Montag, 20.10.2025: Das „Rundum-Sorglos-Paket“ – und trotzdem keine Besserung
Heute war wieder Montag. Das hieß für mich: Ab zur Lymphdrainage. Inzwischen fühlte sich das fast schon wie ein kleiner Teilzeitjob an. Ich lag dort auf der Liege, der Therapeut arbeitete an meinem geschwollenen, roten Fuß, und wir unterhielten uns über dies und das. Die Aircast-Schiene lag griffbereit daneben. Es fühlte sich alles so… normal an.
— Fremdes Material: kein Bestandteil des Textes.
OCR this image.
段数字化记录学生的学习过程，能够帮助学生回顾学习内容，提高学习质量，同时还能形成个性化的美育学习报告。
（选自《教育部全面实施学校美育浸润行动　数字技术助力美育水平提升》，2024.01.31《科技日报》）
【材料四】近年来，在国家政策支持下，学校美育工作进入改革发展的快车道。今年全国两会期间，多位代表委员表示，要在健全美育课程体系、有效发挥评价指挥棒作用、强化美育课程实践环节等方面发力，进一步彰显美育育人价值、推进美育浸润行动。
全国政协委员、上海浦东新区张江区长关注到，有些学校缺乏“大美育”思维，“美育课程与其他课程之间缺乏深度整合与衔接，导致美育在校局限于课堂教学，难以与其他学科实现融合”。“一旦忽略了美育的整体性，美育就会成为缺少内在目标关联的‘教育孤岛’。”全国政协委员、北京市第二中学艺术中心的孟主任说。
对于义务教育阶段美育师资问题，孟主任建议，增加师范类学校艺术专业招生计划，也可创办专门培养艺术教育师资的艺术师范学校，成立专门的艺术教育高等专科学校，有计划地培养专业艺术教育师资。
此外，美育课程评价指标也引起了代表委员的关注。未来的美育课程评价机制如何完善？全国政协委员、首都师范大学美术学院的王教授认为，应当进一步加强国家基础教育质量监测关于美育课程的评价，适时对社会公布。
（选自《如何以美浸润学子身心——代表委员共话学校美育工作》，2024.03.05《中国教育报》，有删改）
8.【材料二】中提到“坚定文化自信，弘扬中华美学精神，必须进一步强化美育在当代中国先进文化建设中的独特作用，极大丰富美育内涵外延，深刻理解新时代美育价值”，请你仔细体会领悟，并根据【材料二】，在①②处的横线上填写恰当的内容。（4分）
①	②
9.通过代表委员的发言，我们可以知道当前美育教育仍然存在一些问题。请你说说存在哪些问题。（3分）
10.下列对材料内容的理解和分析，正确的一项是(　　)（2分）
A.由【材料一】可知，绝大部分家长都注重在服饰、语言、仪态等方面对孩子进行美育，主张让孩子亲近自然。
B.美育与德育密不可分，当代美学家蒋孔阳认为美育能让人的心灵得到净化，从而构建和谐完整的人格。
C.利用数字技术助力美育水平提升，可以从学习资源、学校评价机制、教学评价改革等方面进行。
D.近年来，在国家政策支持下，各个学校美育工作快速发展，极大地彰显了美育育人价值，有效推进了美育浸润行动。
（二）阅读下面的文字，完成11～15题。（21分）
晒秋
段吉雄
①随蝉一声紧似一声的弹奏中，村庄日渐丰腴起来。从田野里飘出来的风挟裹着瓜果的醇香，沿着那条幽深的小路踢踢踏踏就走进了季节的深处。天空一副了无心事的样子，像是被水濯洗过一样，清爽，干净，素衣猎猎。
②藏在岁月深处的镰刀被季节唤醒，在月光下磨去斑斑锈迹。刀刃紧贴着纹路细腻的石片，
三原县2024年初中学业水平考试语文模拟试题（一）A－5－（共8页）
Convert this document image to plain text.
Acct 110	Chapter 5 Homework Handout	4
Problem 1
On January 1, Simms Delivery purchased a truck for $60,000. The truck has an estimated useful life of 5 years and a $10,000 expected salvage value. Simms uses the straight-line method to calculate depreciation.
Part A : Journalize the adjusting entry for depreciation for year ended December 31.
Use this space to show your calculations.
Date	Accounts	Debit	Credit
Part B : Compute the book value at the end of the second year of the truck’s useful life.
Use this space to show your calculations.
Aber genau das war das Problem.
Das nächste Puzzleteil: Die Kompressionsstrümpfe
Nach der Therapie hatte ich noch einen weiteren Termin auf dem Zettel: Ich konnte endlich meine maßangefertigten Kompressionsstrümpfe im Sanitätshaus abholen. Mein Hausarzt hatte mir das Rezept in der Vorwoche ausgestellt, in der Hoffnung, dass der konstante Druck die hartnäckige Schwellung endlich in die Knie zwingt.
Da stand ich nun im Sanitätshaus, nahm die Strümpfe entgegen und dachte: „Jetzt habe ich wirklich alles. Die Schiene für die Stabilität, die Lymphdrainage für den Abfluss und jetzt die Strümpfe für den Druck.“ In meinem Kopf war ich bestens versorgt. Ich fühlte mich wie ein Musterschüler der Orthopädie.
Die gefährliche Ruhe
Trotz all dieser Maßnahmen passierte eigentlich nichts. Der Fuß blieb dick, die Rötung verschwand nicht. Ich beruhigte mich selbst mit dem Gedanken: „Sowas dauert bei Diabetes eben länger. Man muss Geduld haben.“ Ich wusste nicht, dass ich gerade die letzten Stunden im dreistelligen Bereich verbrachte. Ab morgen waren es noch genau 99 Tage, bis mein Kartenhaus aus Fehldiagnosen und falscher Sicherheit endgültig zusammenbrechen sollte. Ich hatte zwar jetzt die Strümpfe, aber das eigentliche Problem – der zerfallende Knochen – wurde durch den Druck von außen eher noch versteckt als geheilt.